Cox was in Edinburgh last night to host the Scottish leg of the World’s Big Sleep Out, which saw 50,000 people sleep out in 52 cities around the world to raise funds and awareness for the issue of homelessness.
The global event, staged by Scots homeless charity Social Bite, saw celebs like Helen Mirren and Will Smith take part in sleep outs in the US in a bid to raise £50 million for homeless projects.
Cox said: “Homelessness and food banks have become a cancer, and we’ve come to accept and ignore them. I find it really distressing how these things are now seen as part of life, and how we have come to accept them. We should never accept them.”
In Edinburgh, New York-based star Cox joined Rab C Nesbitt actor Gregor Fisher on the bill with Dundee band Be Charlotte and Australian singer Angie McMahon.
Scots acts Travis and Tom Walker headlined the London event in Trafalgar Square, also featuring Sir Chris Hoy.
Opera singer Charlotte Church, Dublin band The Script, actor Seth Green and singer Frank Turner were on the bill at events from Los Angeles to Dublin, Brisbane and Chicago.
Cox, who has featured in movies including X-Men and The Bourne Supremacy, compared the issue of homelessness to the Great Depression.
He said: “In places like New York there are more homeless people than there were during the Depression. It’s like a city in itself.”
Last night’s New York sleep out saw Mirren and Smith appear on-stage before thousands sleeping under the lights of Manhattan’s Times Square.
Thousands braved heatwaves in Brisbane and freezing temperatures in Chicago to help the cause.
But Cox warned: “You have to be really careful something like this doesn’t become glamorous. The point about doing something like this is that you stop it, not continue it.
“This really can’t be something which people see as fun.”
The first Big Sleep Out was held in Edinburgh in 2016. The event was the brainchild of Social Bite founder Josh Littlejohn, who launched a cafe in Edinburgh in 2012 to help homeless people.
The first event drew 270 people, with the number steadily growing as acts including Liam Gallagher, Frightened Rabbit, KT Tunstall and Deacon Blue performing in subsequent years.
Mr Littlejohn said: “What the incredible 60,000 people who slept out all over the world have done tonight, is to shine the spotlight on this global issue and show we care.

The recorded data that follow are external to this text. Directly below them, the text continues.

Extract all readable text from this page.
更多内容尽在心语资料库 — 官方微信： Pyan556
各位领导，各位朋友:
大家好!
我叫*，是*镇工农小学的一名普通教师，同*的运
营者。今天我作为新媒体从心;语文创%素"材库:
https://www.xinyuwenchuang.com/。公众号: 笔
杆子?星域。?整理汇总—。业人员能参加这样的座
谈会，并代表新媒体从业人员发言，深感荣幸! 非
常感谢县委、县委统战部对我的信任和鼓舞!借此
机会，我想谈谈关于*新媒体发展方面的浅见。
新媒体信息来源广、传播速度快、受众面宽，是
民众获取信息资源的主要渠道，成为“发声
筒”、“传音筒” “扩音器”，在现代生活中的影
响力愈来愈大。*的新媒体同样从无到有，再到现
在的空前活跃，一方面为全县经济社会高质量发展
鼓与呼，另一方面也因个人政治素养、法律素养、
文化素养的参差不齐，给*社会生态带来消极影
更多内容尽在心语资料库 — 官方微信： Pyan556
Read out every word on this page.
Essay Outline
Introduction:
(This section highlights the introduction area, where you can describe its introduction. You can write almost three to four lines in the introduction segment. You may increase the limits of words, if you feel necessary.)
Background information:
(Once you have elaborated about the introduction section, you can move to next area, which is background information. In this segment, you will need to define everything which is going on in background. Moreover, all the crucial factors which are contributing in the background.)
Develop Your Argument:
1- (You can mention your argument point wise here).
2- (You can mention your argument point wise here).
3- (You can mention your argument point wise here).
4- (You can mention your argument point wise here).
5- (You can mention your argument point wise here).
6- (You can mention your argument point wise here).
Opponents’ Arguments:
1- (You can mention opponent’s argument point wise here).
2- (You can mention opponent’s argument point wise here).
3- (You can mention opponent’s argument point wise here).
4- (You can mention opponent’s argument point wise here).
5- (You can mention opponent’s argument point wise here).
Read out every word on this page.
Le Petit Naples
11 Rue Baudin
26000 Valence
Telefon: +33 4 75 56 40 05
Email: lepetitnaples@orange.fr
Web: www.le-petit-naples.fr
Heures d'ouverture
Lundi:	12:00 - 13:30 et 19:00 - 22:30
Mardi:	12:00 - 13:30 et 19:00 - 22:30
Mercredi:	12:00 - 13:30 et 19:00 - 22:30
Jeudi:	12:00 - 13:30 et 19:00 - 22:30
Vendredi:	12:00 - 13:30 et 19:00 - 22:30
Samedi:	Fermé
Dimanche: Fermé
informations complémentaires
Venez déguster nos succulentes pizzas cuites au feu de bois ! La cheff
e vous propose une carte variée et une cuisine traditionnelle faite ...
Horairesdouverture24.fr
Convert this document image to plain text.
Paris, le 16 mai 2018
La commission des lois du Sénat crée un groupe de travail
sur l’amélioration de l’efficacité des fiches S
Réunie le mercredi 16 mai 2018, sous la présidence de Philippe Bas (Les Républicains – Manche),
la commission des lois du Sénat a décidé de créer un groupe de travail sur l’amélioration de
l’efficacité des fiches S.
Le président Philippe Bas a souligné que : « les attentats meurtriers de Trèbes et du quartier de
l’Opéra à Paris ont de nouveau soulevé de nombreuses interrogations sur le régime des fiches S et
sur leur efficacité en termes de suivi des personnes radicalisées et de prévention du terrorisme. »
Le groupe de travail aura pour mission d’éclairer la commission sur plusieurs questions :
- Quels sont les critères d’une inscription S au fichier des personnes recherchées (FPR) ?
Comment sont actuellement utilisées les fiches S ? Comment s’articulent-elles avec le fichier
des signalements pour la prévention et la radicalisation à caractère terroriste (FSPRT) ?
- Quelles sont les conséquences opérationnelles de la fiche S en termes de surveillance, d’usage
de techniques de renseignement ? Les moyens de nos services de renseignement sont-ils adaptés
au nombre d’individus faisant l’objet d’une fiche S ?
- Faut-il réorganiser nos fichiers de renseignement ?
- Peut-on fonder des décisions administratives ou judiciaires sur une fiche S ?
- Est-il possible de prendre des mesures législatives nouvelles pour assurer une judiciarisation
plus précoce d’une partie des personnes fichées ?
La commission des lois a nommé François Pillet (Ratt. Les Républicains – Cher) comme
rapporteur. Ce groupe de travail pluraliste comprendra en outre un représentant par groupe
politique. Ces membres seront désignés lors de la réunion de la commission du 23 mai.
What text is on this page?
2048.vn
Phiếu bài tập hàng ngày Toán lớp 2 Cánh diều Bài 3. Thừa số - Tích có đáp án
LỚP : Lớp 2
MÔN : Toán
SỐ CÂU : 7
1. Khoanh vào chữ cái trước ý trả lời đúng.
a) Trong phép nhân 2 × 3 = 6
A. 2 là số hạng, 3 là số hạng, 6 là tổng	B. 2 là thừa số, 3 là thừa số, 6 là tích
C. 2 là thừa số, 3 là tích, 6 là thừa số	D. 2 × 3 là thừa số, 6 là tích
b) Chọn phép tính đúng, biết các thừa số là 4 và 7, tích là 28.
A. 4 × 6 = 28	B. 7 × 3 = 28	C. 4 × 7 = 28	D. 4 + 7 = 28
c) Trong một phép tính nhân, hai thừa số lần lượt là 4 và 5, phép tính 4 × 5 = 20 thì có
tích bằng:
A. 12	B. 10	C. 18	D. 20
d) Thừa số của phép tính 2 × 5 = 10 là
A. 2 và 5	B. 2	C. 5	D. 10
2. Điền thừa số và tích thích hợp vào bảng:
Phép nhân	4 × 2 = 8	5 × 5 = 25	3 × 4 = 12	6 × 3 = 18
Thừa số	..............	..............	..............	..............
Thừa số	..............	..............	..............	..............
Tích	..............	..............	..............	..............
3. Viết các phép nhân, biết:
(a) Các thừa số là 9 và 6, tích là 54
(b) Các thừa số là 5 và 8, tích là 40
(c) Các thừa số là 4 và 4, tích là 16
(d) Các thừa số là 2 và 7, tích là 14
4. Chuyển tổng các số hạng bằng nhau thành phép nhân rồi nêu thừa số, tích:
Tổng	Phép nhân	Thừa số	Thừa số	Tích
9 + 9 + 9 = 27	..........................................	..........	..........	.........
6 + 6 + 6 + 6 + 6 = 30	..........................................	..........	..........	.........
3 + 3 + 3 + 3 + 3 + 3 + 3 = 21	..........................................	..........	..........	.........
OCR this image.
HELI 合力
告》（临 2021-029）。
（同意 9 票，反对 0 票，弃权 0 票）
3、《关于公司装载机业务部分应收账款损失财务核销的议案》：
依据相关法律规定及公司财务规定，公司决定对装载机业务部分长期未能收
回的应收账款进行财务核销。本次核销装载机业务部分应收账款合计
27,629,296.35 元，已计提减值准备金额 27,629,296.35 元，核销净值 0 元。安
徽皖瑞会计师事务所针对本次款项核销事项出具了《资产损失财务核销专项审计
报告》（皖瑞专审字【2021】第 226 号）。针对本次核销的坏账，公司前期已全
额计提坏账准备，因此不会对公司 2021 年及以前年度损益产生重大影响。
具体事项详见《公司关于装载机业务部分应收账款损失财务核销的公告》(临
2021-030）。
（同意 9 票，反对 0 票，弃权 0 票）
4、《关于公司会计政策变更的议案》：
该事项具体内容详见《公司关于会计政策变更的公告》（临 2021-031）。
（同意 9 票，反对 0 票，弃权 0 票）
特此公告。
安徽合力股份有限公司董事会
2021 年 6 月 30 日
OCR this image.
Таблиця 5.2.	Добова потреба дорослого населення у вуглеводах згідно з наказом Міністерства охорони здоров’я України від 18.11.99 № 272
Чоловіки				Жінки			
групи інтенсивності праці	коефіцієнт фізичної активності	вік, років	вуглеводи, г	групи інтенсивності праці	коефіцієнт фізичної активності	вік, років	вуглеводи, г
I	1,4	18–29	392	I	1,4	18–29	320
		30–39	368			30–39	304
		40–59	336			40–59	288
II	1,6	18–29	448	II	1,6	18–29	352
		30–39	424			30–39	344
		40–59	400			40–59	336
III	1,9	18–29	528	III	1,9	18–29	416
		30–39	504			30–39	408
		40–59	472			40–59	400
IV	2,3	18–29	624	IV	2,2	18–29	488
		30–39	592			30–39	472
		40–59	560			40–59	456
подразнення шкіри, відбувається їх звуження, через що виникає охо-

“I am truly blown away by the response and sincerely grateful to every single person.
“I hope that what happened in this campaign demonstrates a clear mandate for political action to tackle the homelessness crisis to whoever ends up in government in a few days time.”
In London, Dame Helen’s bedtime story was relayed from Trafalgar Square to other sleep-outs on big screens set up by organisers.
The actress said: “Home-lessness on our streets is a real problem in the UK and for many nations throughout the world.
“This coupled with an unprecedented number of refugees being displaced internationally makes this a really important time to focus attention on the issue of global homelessness.”
More than 100 charities will benefit from the money raised by the World’s Big Sleep Out.
In previous years, funds raised have helped pay for 831 flats in Scotland for homeless people.